But before you write your claim off, there is one specific circumstance in which you might still recover your losses – quite possibly in full.
If – and unfortunately only if – your claim against the company in liquidation is covered by the liquidated company’s liability insurance, you are entitled to recover your loss directly from the insurer. In other words, you won’t have to wait in line with other creditors in the hope of receiving some form of dividend, nor must you share the pay-out from the insurer with other creditors. You can recover direct from the insurer whatever the debtor could have claimed from it. In other words, provided you can prove that the liquidated debtor had a valid claim against the insurer, you – rather than the liquidator – can claim up to the limit of the applicable cover.

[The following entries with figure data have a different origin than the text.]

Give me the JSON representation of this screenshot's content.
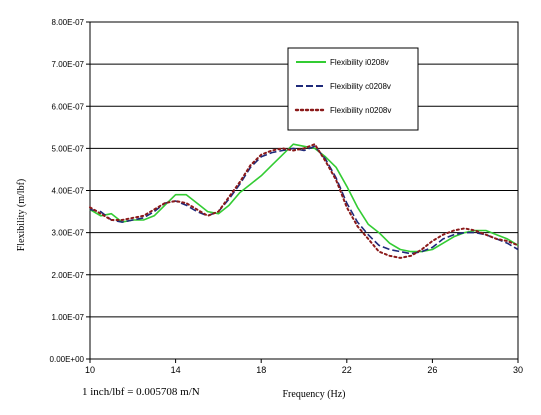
{
  "chart_data": {
    "type": "line",
    "title": "",
    "xlabel": "Frequency (Hz)",
    "ylabel": "Flexibility (m/lbf)",
    "xlim": [
      10,
      30
    ],
    "ylim": [
      0,
      8e-07
    ],
    "x_ticks": [
      "10",
      "14",
      "18",
      "22",
      "26",
      "30"
    ],
    "x_tick_values": [
      10,
      14,
      18,
      22,
      26,
      30
    ],
    "y_ticks": [
      "0.00E+00",
      "1.00E-07",
      "2.00E-07",
      "3.00E-07",
      "4.00E-07",
      "5.00E-07",
      "6.00E-07",
      "7.00E-07",
      "8.00E-07"
    ],
    "y_tick_values": [
      0,
      1e-07,
      2e-07,
      3e-07,
      4e-07,
      5e-07,
      6e-07,
      7e-07,
      8e-07
    ],
    "grid": "horizontal",
    "legend_position": "top-right",
    "annotation": "1 inch/lbf = 0.005708 m/N",
    "series": [
      {
        "name": "Flexibility i0208v",
        "color": "#33cc33",
        "style": "solid",
        "x": [
          10,
          10.5,
          11,
          11.5,
          12,
          12.5,
          13,
          13.5,
          14,
          14.5,
          15,
          15.5,
          16,
          16.5,
          17,
          17.5,
          18,
          18.5,
          19,
          19.5,
          20,
          20.5,
          21,
          21.5,
          22,
          22.5,
          23,
          23.5,
          24,
          24.5,
          25,
          25.5,
          26,
          26.5,
          27,
          27.5,
          28,
          28.5,
          29,
          29.5,
          30
        ],
        "y": [
          3.55e-07,
          3.4e-07,
          3.45e-07,
          3.25e-07,
          3.3e-07,
          3.3e-07,
          3.4e-07,
          3.65e-07,
          3.9e-07,
          3.9e-07,
          3.7e-07,
          3.5e-07,
          3.45e-07,
          3.65e-07,
          3.95e-07,
          4.15e-07,
          4.35e-07,
          4.6e-07,
          4.85e-07,
          5.1e-07,
          5.05e-07,
          5e-07,
          4.8e-07,
          4.55e-07,
          4.1e-07,
          3.6e-07,
          3.2e-07,
          3e-07,
          2.75e-07,
          2.6e-07,
          2.55e-07,
          2.55e-07,
          2.6e-07,
          2.75e-07,
          2.9e-07,
          3e-07,
          3.05e-07,
          3.05e-07,
          2.95e-07,
          2.85e-07,
          2.7e-07
        ]
      },
      {
        "name": "Flexibility c0208v",
        "color": "#1f2a7a",
        "style": "dashed",
        "x": [
          10,
          10.5,
          11,
          11.5,
          12,
          12.5,
          13,
          13.5,
          14,
          14.5,
          15,
          15.5,
          16,
          16.5,
          17,
          17.5,
          18,
          18.5,
          19,
          19.5,
          20,
          20.5,
          21,
          21.5,
          22,
          22.5,
          23,
          23.5,
          24,
          24.5,
          25,
          25.5,
          26,
          26.5,
          27,
          27.5,
          28,
          28.5,
          29,
          29.5,
          30
        ],
        "y": [
          3.55e-07,
          3.5e-07,
          3.3e-07,
          3.25e-07,
          3.3e-07,
          3.35e-07,
          3.5e-07,
          3.7e-07,
          3.75e-07,
          3.65e-07,
          3.5e-07,
          3.4e-07,
          3.5e-07,
          3.8e-07,
          4.15e-07,
          4.55e-07,
          4.8e-07,
          4.9e-07,
          4.95e-07,
          5e-07,
          4.95e-07,
          5.05e-07,
          4.75e-07,
          4.3e-07,
          3.7e-07,
          3.25e-07,
          2.95e-07,
          2.7e-07,
          2.6e-07,
          2.55e-07,
          2.5e-07,
          2.55e-07,
          2.65e-07,
          2.85e-07,
          2.95e-07,
          3e-07,
          3e-07,
          2.95e-07,
          2.85e-07,
          2.75e-07,
          2.6e-07
        ]
      },
      {
        "name": "Flexibility n0208v",
        "color": "#8b1a1a",
        "style": "dotted",
        "x": [
          10,
          10.5,
          11,
          11.5,
          12,
          12.5,
          13,
          13.5,
          14,
          14.5,
          15,
          15.5,
          16,
          16.5,
          17,
          17.5,
          18,
          18.5,
          19,
          19.5,
          20,
          20.5,
          21,
          21.5,
          22,
          22.5,
          23,
          23.5,
          24,
          24.5,
          25,
          25.5,
          26,
          26.5,
          27,
          27.5,
          28,
          28.5,
          29,
          29.5,
          30
        ],
        "y": [
          3.6e-07,
          3.45e-07,
          3.3e-07,
          3.3e-07,
          3.35e-07,
          3.4e-07,
          3.55e-07,
          3.7e-07,
          3.75e-07,
          3.7e-07,
          3.55e-07,
          3.4e-07,
          3.5e-07,
          3.85e-07,
          4.2e-07,
          4.6e-07,
          4.85e-07,
          4.95e-07,
          5e-07,
          4.95e-07,
          5e-07,
          5.1e-07,
          4.7e-07,
          4.25e-07,
          3.6e-07,
          3.15e-07,
          2.85e-07,
          2.55e-07,
          2.45e-07,
          2.4e-07,
          2.45e-07,
          2.6e-07,
          2.8e-07,
          2.95e-07,
          3.05e-07,
          3.1e-07,
          3.05e-07,
          2.95e-07,
          2.85e-07,
          2.8e-07,
          2.7e-07
        ]
      }
    ]
  }
}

A warning here – don’t delay in claiming on the insurance, or your claim could prescribe. That’s exactly what happened in a matter recently heard by the Supreme Court of Appeal –
- A cattle feedlot business had sued a supplier of tallow for almost R2m as damages for defective tallow sold and delivered.

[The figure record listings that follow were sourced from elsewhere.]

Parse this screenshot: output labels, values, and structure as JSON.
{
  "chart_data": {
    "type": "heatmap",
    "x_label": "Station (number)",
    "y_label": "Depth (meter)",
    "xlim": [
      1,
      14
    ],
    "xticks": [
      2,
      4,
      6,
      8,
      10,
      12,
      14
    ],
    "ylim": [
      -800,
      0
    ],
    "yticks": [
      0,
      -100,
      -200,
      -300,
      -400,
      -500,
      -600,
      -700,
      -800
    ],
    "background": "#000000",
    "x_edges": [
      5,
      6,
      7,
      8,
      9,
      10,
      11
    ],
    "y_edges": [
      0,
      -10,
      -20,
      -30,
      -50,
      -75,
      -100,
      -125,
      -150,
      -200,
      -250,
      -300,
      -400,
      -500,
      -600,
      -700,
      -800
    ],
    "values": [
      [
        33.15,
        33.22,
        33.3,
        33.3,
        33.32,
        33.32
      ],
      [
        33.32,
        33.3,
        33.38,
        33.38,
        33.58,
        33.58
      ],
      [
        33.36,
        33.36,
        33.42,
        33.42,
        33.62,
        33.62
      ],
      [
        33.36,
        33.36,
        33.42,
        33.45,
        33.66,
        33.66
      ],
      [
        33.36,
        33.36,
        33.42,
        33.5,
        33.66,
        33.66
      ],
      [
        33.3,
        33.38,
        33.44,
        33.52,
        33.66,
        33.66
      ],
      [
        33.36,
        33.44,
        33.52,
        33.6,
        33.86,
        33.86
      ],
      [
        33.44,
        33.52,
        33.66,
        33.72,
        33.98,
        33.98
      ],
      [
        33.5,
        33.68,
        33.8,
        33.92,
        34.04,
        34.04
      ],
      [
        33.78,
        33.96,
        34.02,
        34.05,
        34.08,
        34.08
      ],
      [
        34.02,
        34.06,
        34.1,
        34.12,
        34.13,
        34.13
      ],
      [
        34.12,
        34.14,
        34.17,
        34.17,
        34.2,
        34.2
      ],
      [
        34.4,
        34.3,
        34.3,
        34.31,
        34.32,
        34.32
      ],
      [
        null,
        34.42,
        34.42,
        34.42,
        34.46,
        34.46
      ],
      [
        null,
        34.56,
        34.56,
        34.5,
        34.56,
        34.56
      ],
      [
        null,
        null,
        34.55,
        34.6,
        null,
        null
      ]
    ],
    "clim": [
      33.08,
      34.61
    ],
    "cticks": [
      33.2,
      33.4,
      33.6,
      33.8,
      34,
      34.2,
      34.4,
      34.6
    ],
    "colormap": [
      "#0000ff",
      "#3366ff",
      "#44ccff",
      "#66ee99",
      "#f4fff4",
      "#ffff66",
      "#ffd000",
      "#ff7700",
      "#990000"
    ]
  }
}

- The tallow supplier denied liability but was liquidated just prior to trial of the matter.
- The liquidated supplier held insurance cover for such claims up to a limit of R1,5m. The creditor duly claimed R1,5m from the insurer.
- The claim was repudiated, and the insurer was able to show that the creditor’s claim had prescribed, because it had issued Summons more than 3 years after the supplier’s liquidation. The creditor, in other words, lost R1,5m by not suing timeously.